MVPとは本来、個々の選手への注目を高めるためにあるものだ。
では、サッカーという競技のためにはなっているのだろうか?
個人的な見解だが、私は、なっていない、と思う。アジアサッカー連盟(AFC)の2004年MVP候補3人の顔ぶれを見ればよくわかる。
バーレーンのアラー・フバイルに、イランのアリ・カリミ、そして日本が誇る中村俊輔の3人は、いずれも攻撃の選手である。
ミッドフィルダーもバックも、守備的な選手への評価はまったく見られない。それゆえに私は、こうした賞には根本的な欠陥があると思っている。

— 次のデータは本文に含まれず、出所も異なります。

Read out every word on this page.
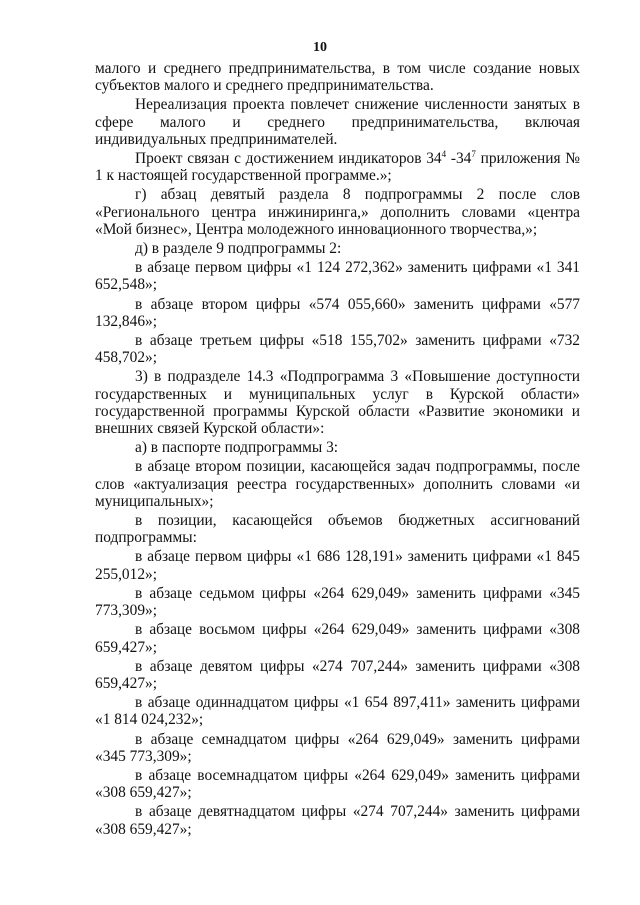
10

малого и среднего предпринимательства, в том числе создание новых субъектов малого и среднего предпринимательства.

Нереализация проекта повлечет снижение численности занятых в сфере малого и среднего предпринимательства, включая индивидуальных предпринимателей.

Проект связан с достижением индикаторов $34^4$ $-34^7$ приложения № 1 к настоящей государственной программе.»;

г) абзац девятый раздела 8 подпрограммы 2 после слов «Регионального центра инжиниринга,» дополнить словами «центра «Мой бизнес», Центра молодежного инновационного творчества,»;

д) в разделе 9 подпрограммы 2:

в абзаце первом цифры «1 124 272,362» заменить цифрами «1 341 652,548»;

в абзаце втором цифры «574 055,660» заменить цифрами «577 132,846»;

в абзаце третьем цифры «518 155,702» заменить цифрами «732 458,702»;

3) в подразделе 14.3 «Подпрограмма 3 «Повышение доступности государственных и муниципальных услуг в Курской области» государственной программы Курской области «Развитие экономики и внешних связей Курской области»:

а) в паспорте подпрограммы 3:

в абзаце втором позиции, касающейся задач подпрограммы, после слов «актуализация реестра государственных» дополнить словами «и муниципальных»;

в позиции, касающейся объемов бюджетных ассигнований подпрограммы:

в абзаце первом цифры «1 686 128,191» заменить цифрами «1 845 255,012»;

в абзаце седьмом цифры «264 629,049» заменить цифрами «345 773,309»;

в абзаце восьмом цифры «264 629,049» заменить цифрами «308 659,427»;

в абзаце девятом цифры «274 707,244» заменить цифрами «308 659,427»;

в абзаце одиннадцатом цифры «1 654 897,411» заменить цифрами «1 814 024,232»;

в абзаце семнадцатом цифры «264 629,049» заменить цифрами «345 773,309»;

в абзаце восемнадцатом цифры «264 629,049» заменить цифрами «308 659,427»;

в абзаце девятнадцатом цифры «274 707,244» заменить цифрами «308 659,427»;
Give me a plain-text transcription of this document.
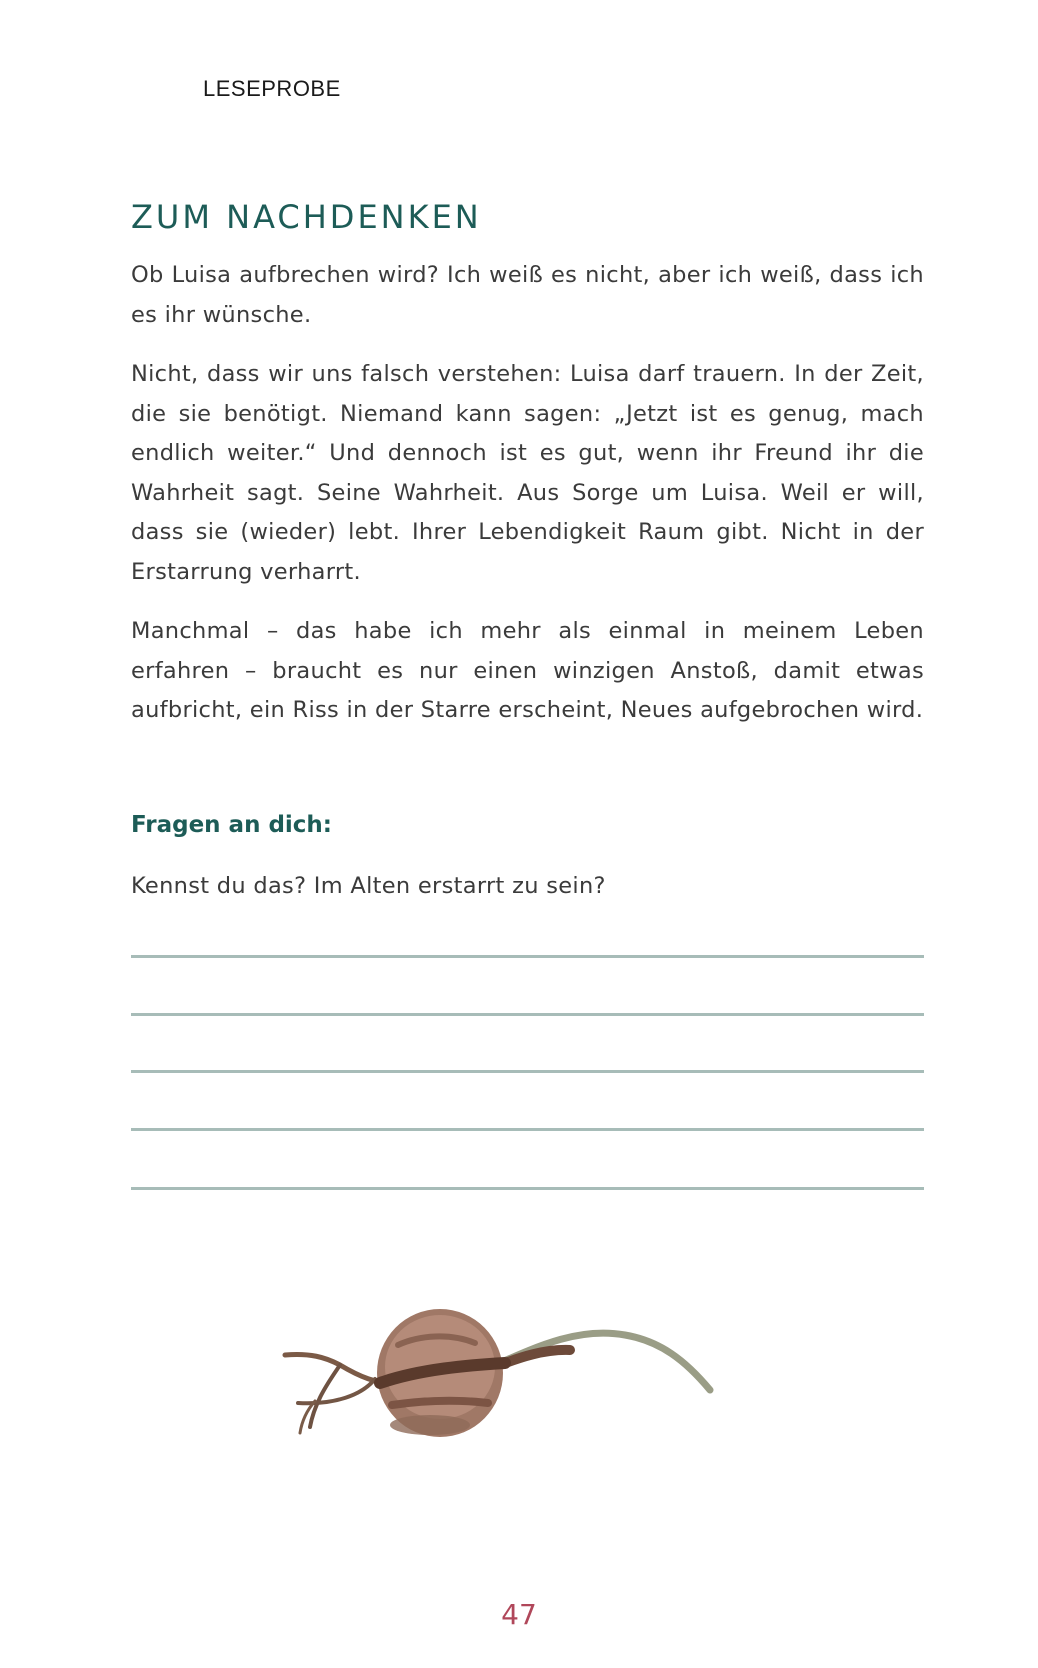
LESEPROBE
ZUM NACHDENKEN

Ob Luisa aufbrechen wird? Ich weiß es nicht, aber ich weiß, dass ich es ihr wünsche.

Nicht, dass wir uns falsch verstehen: Luisa darf trauern. In der Zeit, die sie benötigt. Niemand kann sagen: „Jetzt ist es genug, mach endlich weiter.“ Und dennoch ist es gut, wenn ihr Freund ihr die Wahrheit sagt. Seine Wahrheit. Aus Sorge um Luisa. Weil er will, dass sie (wieder) lebt. Ihrer Lebendigkeit Raum gibt. Nicht in der Erstarrung verharrt.

Manchmal – das habe ich mehr als einmal in meinem Leben erfahren – braucht es nur einen winzigen Anstoß, damit etwas aufbricht, ein Riss in der Starre erscheint, Neues aufgebrochen wird.

Fragen an dich:

Kennst du das? Im Alten erstarrt zu sein?

47
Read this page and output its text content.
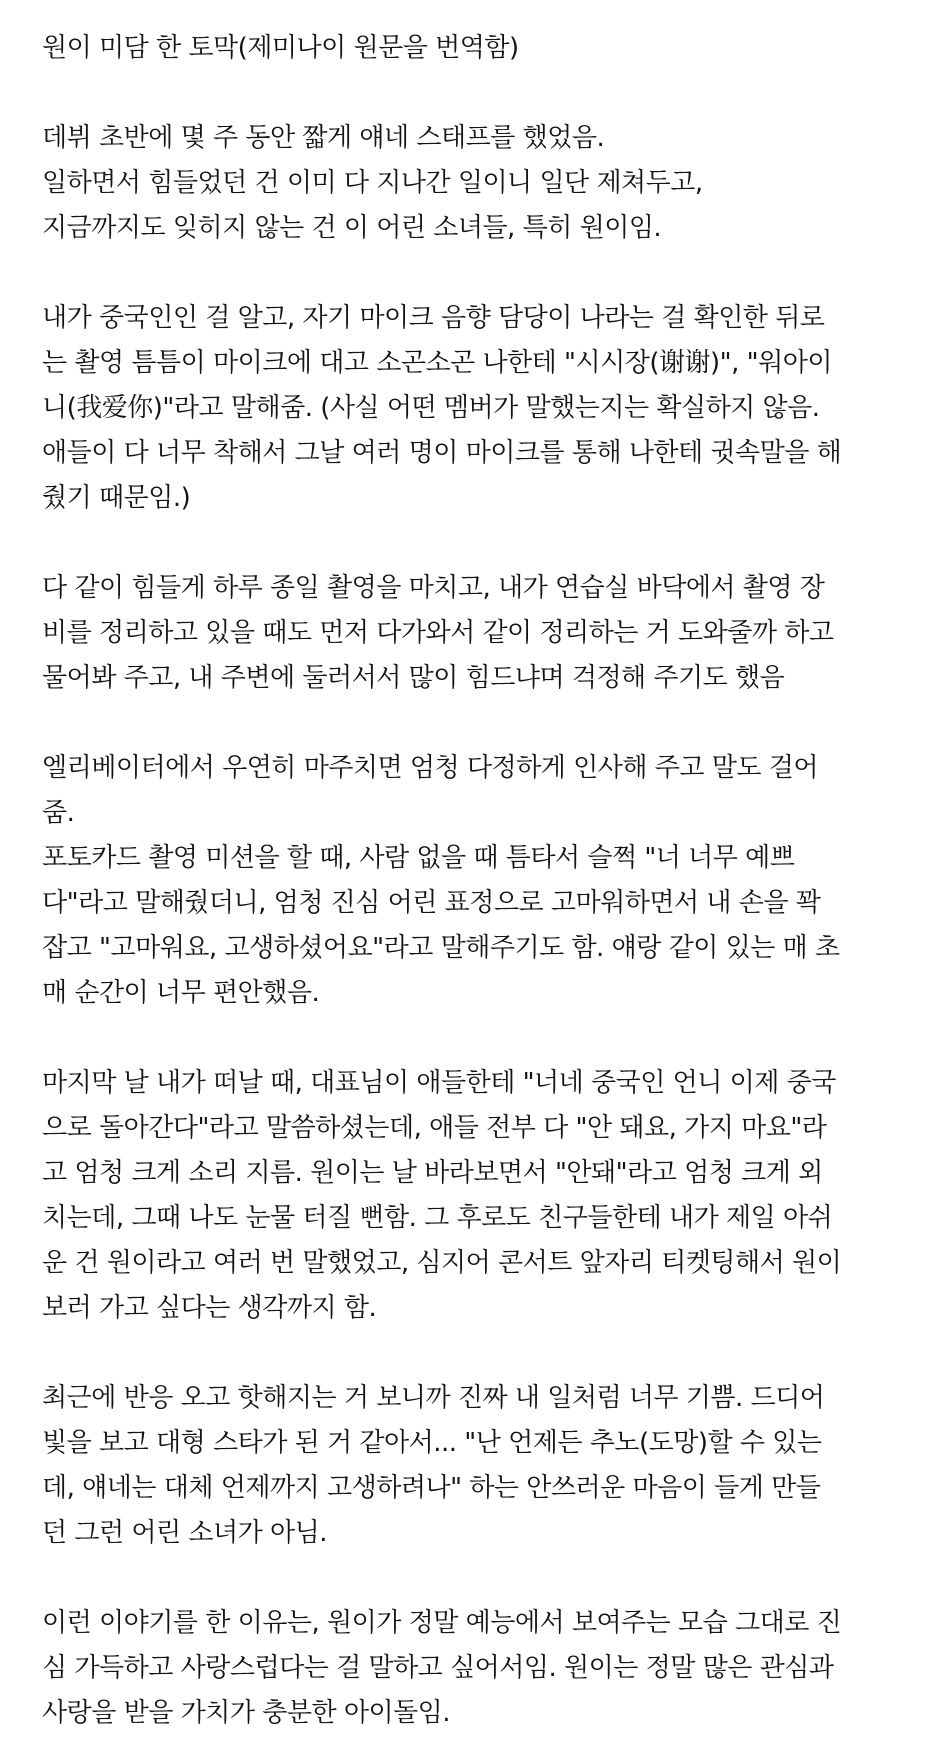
원이 미담 한 토막(제미나이 원문을 번역함)
데뷔 초반에 몇 주 동안 짧게 얘네 스태프를 했었음.
일하면서 힘들었던 건 이미 다 지나간 일이니 일단 제쳐두고,
지금까지도 잊히지 않는 건 이 어린 소녀들, 특히 원이임.
내가 중국인인 걸 알고, 자기 마이크 음향 담당이 나라는 걸 확인한 뒤로
는 촬영 틈틈이 마이크에 대고 소곤소곤 나한테 "시시장(谢谢)", "워아이
니(我爱你)"라고 말해줌. (사실 어떤 멤버가 말했는지는 확실하지 않음.
애들이 다 너무 착해서 그날 여러 명이 마이크를 통해 나한테 귓속말을 해
줬기 때문임.)
다 같이 힘들게 하루 종일 촬영을 마치고, 내가 연습실 바닥에서 촬영 장
비를 정리하고 있을 때도 먼저 다가와서 같이 정리하는 거 도와줄까 하고
물어봐 주고, 내 주변에 둘러서서 많이 힘드냐며 걱정해 주기도 했음
엘리베이터에서 우연히 마주치면 엄청 다정하게 인사해 주고 말도 걸어
줌.
포토카드 촬영 미션을 할 때, 사람 없을 때 틈타서 슬쩍 "너 너무 예쁘
다"라고 말해줬더니, 엄청 진심 어린 표정으로 고마워하면서 내 손을 꽉
잡고 "고마워요, 고생하셨어요"라고 말해주기도 함. 얘랑 같이 있는 매 초
매 순간이 너무 편안했음.
마지막 날 내가 떠날 때, 대표님이 애들한테 "너네 중국인 언니 이제 중국
으로 돌아간다"라고 말씀하셨는데, 애들 전부 다 "안 돼요, 가지 마요"라
고 엄청 크게 소리 지름. 원이는 날 바라보면서 "안돼"라고 엄청 크게 외
치는데, 그때 나도 눈물 터질 뻔함. 그 후로도 친구들한테 내가 제일 아쉬
운 건 원이라고 여러 번 말했었고, 심지어 콘서트 앞자리 티켓팅해서 원이
보러 가고 싶다는 생각까지 함.
최근에 반응 오고 핫해지는 거 보니까 진짜 내 일처럼 너무 기쁨. 드디어
빛을 보고 대형 스타가 된 거 같아서... "난 언제든 추노(도망)할 수 있는
데, 얘네는 대체 언제까지 고생하려나" 하는 안쓰러운 마음이 들게 만들
던 그런 어린 소녀가 아님.
이런 이야기를 한 이유는, 원이가 정말 예능에서 보여주는 모습 그대로 진
심 가득하고 사랑스럽다는 걸 말하고 싶어서임. 원이는 정말 많은 관심과
사랑을 받을 가치가 충분한 아이돌임.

たとえば、中国のアジアカップでも、ワールドカップ(W杯)アジア1次予選の一連の試合でも、日本チームで最高のプレーを見せたのは、中澤佑二である。
とりわけ、マスカットでのオマーン戦。日本が1−0で勝利し、8チームで争うワールドカップ最終予選進出を決めた試合の中澤のプレーは記憶に新しい。
ただし、中澤の役割は派手なものではない。クラブでも、代表チームでも、貴重なゴールを決めることはあるが、それは変わりない。

ピッチのなかでのプレーだけでなく、ピッチ外での振る舞いを見ても、私は、中澤が年間アジア最優秀選手にふさわしかったと思う。中澤は試合では懸命に仕事をこなし、そのひたむきさによりトップ・クラスの選手へと登り詰めた。
とても快活な性格なので、ヨーロッパでも十分やっていけるだろう。いちばん最近の情報によると、ドイツのあるクラブが中澤に興味を示しているらしい。世界最高クラスのディフェンダーには伝統的にいつもドイツの選手が入っているものなので、この情報自体が中澤に対する素晴らしい賛辞でもある。

マスカットでの日本代表の試合のあと、AFCの内部の人間が、中澤を年間最優秀選手の候補に入れたいと私に話してくれたが、この試みは失敗に終わったようだ。
もちろん、アジアカップのMVPに選ばれた俊輔が受賞の有力候補に違いない。残りの2人、フバイルとカリミはともにアジアカップで5ゴールを挙げ、W杯1次予選でも自国の最終ラウンド進出に貢献した。
これまで日本とイランの選手がこの賞を独占してきたから、AFCにはバーレーン躍進の象徴として22歳のフバイルを選びたい気持ちもあるのかもしれない。
受賞者は、最終予選の組分けの前日、12月8日にクアラルンプールで発表される予定だ。